Well I was just wondering, a capacitor is made of 2 metallic plates separated by insulating material. During the charging of the capacitor electrons flow towards the opposite direction the battery's electric field.
The electrons flow through the insulator at a very very slow speed causing some of the charge, which was supposed to be stored, to be lost?
More specifically the electrons from the metallic plate which accepts the electrons start to flow ( more slowly) and it shouldn't be negatively charged.
Best Answer
Correct.
OK.
In a perfect insulator there will be no charge flow (current) under static voltage conditions. For a less than perfect insulator there will be a leakage current and the capacitor will lose its charge.

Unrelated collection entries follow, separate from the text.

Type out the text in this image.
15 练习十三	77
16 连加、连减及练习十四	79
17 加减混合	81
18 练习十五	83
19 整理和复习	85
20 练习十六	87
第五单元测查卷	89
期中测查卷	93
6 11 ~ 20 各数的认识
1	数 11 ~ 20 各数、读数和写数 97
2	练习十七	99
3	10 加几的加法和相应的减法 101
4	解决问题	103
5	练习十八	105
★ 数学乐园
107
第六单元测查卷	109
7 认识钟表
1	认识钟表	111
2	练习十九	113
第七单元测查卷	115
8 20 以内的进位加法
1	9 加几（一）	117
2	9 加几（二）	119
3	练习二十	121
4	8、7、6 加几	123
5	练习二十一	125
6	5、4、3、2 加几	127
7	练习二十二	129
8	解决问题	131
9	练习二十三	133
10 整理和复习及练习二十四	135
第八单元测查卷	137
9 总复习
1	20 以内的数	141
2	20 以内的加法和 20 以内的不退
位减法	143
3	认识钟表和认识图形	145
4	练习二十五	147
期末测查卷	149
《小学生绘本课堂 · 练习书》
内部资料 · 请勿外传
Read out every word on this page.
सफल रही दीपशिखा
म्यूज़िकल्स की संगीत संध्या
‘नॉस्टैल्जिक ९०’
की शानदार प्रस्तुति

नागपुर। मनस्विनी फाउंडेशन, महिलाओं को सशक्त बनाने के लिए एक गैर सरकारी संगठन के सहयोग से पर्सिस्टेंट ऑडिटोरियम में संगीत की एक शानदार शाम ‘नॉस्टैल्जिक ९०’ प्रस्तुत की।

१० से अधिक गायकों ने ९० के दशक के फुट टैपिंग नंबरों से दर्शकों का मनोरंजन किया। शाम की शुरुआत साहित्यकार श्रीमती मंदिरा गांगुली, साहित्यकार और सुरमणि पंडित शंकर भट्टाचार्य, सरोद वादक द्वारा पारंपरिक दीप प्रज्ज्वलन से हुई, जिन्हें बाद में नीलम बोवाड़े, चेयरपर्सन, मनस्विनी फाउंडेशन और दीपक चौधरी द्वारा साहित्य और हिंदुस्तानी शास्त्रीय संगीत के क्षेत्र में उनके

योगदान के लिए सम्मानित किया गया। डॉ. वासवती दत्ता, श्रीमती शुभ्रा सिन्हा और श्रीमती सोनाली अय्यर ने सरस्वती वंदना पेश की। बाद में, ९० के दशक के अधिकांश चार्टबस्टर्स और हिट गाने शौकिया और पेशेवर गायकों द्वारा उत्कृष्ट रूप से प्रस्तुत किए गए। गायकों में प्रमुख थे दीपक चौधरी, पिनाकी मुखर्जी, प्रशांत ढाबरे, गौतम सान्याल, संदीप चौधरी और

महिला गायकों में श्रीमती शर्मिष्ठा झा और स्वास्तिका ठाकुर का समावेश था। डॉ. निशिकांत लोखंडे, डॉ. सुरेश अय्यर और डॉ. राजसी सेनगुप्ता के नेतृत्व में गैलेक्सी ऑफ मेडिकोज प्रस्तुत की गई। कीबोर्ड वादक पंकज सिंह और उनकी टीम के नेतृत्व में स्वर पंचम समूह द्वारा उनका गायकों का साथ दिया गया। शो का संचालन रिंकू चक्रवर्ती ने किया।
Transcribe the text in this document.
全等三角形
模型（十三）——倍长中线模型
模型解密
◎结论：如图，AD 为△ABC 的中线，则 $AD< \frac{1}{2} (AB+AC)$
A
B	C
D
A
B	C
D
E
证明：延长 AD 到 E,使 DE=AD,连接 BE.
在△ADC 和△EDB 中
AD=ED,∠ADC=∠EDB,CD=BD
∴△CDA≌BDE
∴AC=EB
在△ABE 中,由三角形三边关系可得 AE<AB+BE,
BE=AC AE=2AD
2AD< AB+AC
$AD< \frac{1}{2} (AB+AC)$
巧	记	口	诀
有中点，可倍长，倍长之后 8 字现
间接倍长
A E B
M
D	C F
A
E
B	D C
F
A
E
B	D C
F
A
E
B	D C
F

Figure 1. Extract from a random electrolytic capacitor series datasheet.
The datasheet shows that for these large Vishay electrolytics that the leakage current, ILS, is measured after the rated voltage, UR, has been applied for 5 minutes. (We can take it from this that there is something that will change a little with "soakage" time.)
If we look at the first entry, a 10,000 μF, 16 V model the IL is listed as 1.2 mA. The charge on the capacitor is given by \$ Q = C V = 0.01 \ \text F \times 16 \ \text V = 0.16 \ \text C\$.
\$ 1.2 \ \text {mA} = 0.0012\ \text {C/s} \$ so the capacitor is leaking at a rate of \$ \frac {0.0012}{0.16} = 0.0075 \ \text {/s} = 0.75\%\text{/s} \$ while fully charged.
Just by using the UR and IL figures we can calculate the equivalent leakage resistance as \$ R_L = \frac {U_R}{I_L} = \frac {16}{1.2m} = 13.3\ \text k\Omega \$.
simulate this circuit – Schematic created using CircuitLab
Figure 2. Equivalent circuit at 16 V.